Parties usitées. — Les feuilles, les sommités fleuries, la racine.

(Culture. — La plante, croissant spontanément en grande abondance, suffit aux besoins de la médecine. Elle est cultivée dans les jardins, où elle fournit plusieurs variétés. On la propage en terre légère par semis faits au printemps ; plus rarement par éclats des pieds.)

Récolte. — Elle doit être faite, pour les feuilles et les sommités, pendant la floraison. La racine se récolte comme celle de toutes les plantes vivaces.

Propriétés physiques et chimiques. — La millefeuille a une odeur aromatique très-faible ; sa tige et ses feuilles ont une saveur astringente, amère, et ses fleurs un goût amer et légèrement aromatique. La racine fraîche a une odeur de camphre. Cette différence tient à ce que ces dernières contiennent une huile volatile d'une odeur fragrante très-pénétrante et d'une saveur chaude, qu'on en retire facilement par la distillation, tandis que les feuilles et la tige recèlent un principe résineux amer styptique, uni à du mucilage. L'infusion de cette plante noircit par le sulfate de fer. Gmelin, Dubois de Tournai ont cherché à plusieurs reprises à vérifier ce fait, en faisant macérer les feuilles dans de l'alcool de froment, et ils ont toujours obtenu un liquide de couleur verte. L'eau, le vin et l'alcool s'emparent des principes actifs de la millefeuille. Zanoni[1], chimiste italien, a analysé cette plante et y a trouvé un principe nouveau qu'il nomme achilléine. (Ce n'est point un alcaloïde, mais un extrait hydroalcoolique d'une composition complexe, d'un jaune brunâtre, amer, d'une odeur spéciale, hygrométrique, soluble dans l'eau et l'alcool bouillant, insoluble dans l'éther sulfurique.)

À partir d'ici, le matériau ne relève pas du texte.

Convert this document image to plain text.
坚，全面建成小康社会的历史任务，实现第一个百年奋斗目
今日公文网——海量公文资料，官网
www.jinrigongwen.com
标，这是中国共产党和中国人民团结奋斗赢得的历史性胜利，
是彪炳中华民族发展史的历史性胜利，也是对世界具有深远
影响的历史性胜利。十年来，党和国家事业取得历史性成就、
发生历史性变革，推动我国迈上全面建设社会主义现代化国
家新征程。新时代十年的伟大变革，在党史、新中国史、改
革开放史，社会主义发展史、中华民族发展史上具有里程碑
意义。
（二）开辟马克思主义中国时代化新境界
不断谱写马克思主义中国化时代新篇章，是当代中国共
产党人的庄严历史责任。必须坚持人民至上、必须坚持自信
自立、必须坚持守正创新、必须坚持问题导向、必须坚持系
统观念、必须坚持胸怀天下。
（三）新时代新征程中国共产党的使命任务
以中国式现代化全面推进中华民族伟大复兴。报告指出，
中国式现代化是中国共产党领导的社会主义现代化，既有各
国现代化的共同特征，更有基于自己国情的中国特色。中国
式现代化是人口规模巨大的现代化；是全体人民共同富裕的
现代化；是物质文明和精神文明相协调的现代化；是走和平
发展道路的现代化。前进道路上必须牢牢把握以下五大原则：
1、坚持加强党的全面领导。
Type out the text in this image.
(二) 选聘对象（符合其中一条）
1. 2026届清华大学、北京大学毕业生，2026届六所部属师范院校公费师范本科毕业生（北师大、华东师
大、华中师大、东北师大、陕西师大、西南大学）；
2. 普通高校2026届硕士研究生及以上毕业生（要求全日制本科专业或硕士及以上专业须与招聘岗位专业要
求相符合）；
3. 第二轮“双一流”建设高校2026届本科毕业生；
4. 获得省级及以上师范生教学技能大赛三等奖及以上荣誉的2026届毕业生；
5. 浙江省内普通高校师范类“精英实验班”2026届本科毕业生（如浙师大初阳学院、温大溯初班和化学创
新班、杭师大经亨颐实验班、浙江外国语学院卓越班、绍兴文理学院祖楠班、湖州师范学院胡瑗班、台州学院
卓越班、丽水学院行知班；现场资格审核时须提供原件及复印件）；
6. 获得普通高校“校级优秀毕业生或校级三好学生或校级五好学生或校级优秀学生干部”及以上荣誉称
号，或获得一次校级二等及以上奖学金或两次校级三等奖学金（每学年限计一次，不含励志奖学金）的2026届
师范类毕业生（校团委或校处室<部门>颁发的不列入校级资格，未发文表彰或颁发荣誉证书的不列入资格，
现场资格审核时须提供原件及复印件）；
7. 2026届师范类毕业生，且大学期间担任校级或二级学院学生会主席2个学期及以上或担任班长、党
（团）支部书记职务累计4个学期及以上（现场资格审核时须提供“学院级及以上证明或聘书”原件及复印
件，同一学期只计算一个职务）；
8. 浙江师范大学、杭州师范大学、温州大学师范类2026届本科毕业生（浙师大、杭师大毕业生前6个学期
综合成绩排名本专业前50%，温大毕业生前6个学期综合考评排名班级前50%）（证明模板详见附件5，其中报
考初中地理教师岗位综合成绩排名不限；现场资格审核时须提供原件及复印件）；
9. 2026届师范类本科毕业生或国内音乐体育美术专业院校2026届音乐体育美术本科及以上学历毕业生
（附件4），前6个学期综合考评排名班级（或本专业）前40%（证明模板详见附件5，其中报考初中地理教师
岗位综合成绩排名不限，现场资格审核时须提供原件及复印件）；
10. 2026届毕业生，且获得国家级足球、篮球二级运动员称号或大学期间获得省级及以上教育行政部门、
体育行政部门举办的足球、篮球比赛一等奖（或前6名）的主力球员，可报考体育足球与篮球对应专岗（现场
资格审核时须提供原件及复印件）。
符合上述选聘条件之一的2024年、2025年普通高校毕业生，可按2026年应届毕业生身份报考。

En Dalécarlie on substitue la millefeuille au houblon dans la fabrication de la bière ; ce qui rend, dit-on, cette boisson très-enivrante.


PRÉPARATIONS PHARMACEUTIQUES ET DOSES.


A L'INTÉRIEUR. — Infusion, 10 à 20 gr. par 500 gr. d'eau bouillante. Cette infusion noircissant et perdant promptement son arôme, on ne doit préparer que la quantité que l'on peut prendre en une ou deux fois.
Suc exprimé, 50 à 100 gr., en potion.
Eau distillée (1 sur 12 d'eau), 50 à 100 gr., en potion.
Huile essentielle, 50 centigr. à 1 gr., en potion.

Extrait, 4 à 10 gr., en potion.
Sirop (1 fraîche sur 6 d'eau bouillante et 12 de sucre), 30 à 60 gr.
A L'EXTÉRIEUR. — Décoction, de 30 à 60 g. par kilogramme d'eau, pour lotions, fomentations, bains, lavements.
La millefeuille entre dans quelques réparations officinales, comme l'eau vulnéraire, etc.


La millefeuille, considérée comme tonique, stimulante, antispasmodique, emménagogue, fébrifuge, etc., était appelée autrefois à remplir un grand nombre d'indications. La longue nomenclature de tous les maux qu'on a cru pouvoir guérir avec cette plante, a inspiré une méfiance qui a pu seule la faire abandonner. On n'en fait même pas mention dans les traités récents de matière médicale.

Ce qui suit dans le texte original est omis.